Use git annotate to figure out which patch added this comment and in context
of what and that'll tell you why.
As to the 5 minutes, look at how the check interval gets established.
Once upon a time the polling interval started out at 5 minutes, but the
interval was halved each time an error was found (so interval went
150s, 75s, 37s, ... down to 1s). If no error was found, then the interval
was doubled (going back up to 300s).
This is described in the comment:
/*
* Alert userspace if needed. If we logged an MCE, reduce the polling
* interval, otherwise increase the polling interval.
*/
It seems that the kernel isn't doing that today. Polling at a fixed 300 seconds
event though errors are being found and logged. Interesting that the timestamps
are 327.68 seconds apart, rather than 300 and change. So there is some strange
stuff going on.
I can reproduce here on an Icelake system. Booted with mce=no_cmci to force polling
(and turned of BIOS firmware first mode). Injecting an error every 30 seconds I also see
constant 327 seconds between logs (multiple logs show up because my injection picks memory
channel "randomly", so there can be several banks with errors when polling happens).

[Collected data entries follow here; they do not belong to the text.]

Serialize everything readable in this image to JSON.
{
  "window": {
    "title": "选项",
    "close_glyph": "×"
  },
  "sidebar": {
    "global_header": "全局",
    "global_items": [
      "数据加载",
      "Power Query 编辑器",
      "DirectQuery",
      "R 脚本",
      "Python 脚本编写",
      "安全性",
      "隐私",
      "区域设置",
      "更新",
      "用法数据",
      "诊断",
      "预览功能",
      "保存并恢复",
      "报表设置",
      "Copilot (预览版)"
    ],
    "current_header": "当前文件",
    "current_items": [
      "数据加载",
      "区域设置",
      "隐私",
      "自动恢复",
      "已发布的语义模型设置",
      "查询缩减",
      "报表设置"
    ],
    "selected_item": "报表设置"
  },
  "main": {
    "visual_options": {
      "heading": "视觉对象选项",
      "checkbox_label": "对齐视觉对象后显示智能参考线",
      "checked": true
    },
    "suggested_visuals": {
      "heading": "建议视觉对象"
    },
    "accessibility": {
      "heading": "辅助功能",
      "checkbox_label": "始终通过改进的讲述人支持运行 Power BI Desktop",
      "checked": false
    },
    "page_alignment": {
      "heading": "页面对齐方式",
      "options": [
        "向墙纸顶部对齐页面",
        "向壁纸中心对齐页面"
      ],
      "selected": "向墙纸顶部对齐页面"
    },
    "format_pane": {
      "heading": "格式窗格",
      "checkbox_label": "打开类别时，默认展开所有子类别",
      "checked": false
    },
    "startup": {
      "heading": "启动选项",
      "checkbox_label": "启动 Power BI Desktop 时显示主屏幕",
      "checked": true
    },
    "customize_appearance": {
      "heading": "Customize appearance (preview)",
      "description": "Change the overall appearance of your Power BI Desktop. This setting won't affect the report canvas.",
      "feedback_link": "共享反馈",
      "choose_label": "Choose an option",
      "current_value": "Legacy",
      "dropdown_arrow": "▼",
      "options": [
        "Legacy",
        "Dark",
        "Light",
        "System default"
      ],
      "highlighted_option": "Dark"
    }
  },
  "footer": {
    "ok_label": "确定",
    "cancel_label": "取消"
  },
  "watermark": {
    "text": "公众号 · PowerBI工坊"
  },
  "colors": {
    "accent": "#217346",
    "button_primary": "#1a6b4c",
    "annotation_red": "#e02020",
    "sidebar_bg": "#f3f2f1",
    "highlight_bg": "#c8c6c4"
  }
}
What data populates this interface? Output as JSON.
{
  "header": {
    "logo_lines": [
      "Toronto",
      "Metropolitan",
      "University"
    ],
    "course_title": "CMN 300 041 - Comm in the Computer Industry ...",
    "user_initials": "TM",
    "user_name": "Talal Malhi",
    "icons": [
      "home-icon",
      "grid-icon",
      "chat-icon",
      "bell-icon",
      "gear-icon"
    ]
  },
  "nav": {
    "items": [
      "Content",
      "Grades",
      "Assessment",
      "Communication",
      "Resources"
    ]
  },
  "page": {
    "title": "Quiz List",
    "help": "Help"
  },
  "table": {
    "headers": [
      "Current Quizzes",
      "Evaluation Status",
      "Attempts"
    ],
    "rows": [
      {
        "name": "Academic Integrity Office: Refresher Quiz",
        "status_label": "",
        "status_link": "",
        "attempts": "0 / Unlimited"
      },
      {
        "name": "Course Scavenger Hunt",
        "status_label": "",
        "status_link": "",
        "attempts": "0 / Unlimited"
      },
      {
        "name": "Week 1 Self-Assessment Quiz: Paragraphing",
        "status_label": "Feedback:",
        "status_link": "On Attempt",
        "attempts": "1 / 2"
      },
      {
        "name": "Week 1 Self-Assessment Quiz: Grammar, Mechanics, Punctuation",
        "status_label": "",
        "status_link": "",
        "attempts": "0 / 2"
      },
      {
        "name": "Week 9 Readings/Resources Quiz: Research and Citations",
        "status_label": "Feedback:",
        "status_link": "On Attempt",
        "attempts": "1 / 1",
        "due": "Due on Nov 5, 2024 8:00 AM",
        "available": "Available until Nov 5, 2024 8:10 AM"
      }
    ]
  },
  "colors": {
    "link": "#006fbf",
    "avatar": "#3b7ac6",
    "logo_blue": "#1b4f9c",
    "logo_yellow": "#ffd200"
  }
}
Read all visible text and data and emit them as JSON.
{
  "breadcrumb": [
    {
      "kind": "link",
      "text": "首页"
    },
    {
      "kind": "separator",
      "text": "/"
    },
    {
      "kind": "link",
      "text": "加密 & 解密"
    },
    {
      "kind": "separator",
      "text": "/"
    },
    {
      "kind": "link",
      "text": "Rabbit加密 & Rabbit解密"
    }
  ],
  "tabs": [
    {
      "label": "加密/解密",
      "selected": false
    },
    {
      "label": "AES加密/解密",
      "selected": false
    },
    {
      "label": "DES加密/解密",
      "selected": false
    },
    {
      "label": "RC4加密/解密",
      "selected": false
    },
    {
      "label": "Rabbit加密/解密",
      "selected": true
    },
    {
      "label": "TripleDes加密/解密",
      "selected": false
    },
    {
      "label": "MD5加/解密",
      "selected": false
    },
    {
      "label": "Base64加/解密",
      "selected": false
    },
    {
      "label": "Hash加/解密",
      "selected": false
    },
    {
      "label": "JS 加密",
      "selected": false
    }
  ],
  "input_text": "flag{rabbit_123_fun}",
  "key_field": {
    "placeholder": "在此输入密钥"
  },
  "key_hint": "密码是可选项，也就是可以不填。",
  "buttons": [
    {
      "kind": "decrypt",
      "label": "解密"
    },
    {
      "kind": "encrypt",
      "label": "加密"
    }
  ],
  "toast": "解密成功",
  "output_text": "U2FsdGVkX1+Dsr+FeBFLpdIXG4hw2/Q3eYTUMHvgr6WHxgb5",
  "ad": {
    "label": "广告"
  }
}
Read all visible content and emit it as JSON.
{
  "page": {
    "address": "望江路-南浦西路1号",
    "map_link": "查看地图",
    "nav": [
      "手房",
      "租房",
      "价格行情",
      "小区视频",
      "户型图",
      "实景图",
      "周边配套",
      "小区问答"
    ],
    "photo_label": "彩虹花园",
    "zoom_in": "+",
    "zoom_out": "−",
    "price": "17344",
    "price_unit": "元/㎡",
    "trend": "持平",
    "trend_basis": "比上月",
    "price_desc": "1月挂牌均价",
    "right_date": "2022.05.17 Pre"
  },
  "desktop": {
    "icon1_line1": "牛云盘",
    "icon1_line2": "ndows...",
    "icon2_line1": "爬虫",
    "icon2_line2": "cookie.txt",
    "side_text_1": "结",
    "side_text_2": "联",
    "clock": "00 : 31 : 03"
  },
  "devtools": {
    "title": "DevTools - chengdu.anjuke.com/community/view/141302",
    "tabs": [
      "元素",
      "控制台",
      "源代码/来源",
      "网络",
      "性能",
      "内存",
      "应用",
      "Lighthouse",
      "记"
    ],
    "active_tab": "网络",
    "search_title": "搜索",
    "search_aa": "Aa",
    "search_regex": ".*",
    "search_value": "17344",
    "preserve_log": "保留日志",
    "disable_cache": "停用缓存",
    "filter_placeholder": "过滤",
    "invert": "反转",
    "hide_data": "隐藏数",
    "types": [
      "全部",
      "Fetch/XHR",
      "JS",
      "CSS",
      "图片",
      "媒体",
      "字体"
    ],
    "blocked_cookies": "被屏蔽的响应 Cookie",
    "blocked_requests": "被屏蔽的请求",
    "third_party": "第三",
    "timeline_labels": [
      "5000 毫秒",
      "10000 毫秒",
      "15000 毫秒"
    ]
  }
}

$ dmesg | grep 'Machine Check Event:'
[ 662.632988] EDAC skx MC4: CPU 40: Machine Check Event: 0x0 Bank 13: 0x8c00014200800090
[ 662.727377] EDAC skx MC6: CPU 40: Machine Check Event: 0x0 Bank 21: 0x8c0000c200800090
[ 990.283484] EDAC skx MC4: CPU 121: Machine Check Event: 0x0 Bank 13: 0x8c00010200800090
[ 990.378233] EDAC skx MC6: CPU 121: Machine Check Event: 0x0 Bank 21: 0x8c00014200800090
[ 990.467199] EDAC skx MC0: CPU 3: Machine Check Event: 0x0 Bank 13: 0x8c00004200800090
[ 1317.939260] EDAC skx MC4: CPU 122: Machine Check Event: 0x0 Bank 13: 0x8c00010200800090
[ 1318.033721] EDAC skx MC6: CPU 122: Machine Check Event: 0x0 Bank 21: 0x8c00010200800090
[ 1318.122612] EDAC skx MC0: CPU 14: Machine Check Event: 0x0 Bank 13: 0x8c00004200800090
[ 1318.211507] EDAC skx MC2: CPU 14: Machine Check Event: 0x0 Bank 21: 0x8c00004200800090
[ 1645.590773] EDAC skx MC4: CPU 129: Machine Check Event: 0x0 Bank 13: 0x8c00010200800090
[ 1645.685153] EDAC skx MC6: CPU 129: Machine Check Event: 0x0 Bank 21: 0x8c00018200800090
[ 1645.773744] EDAC skx MC0: CPU 100: Machine Check Event: 0x0 Bank 13: 0x8c00004200800090
-Tony
At this stage I think lirongqi's patch is ok, but in the long run (i.e tomorrow) I will send a patch that simply eliminates mce_notify_irq's call in mce_timer_fn. I.e that function should be called only from the early notifier.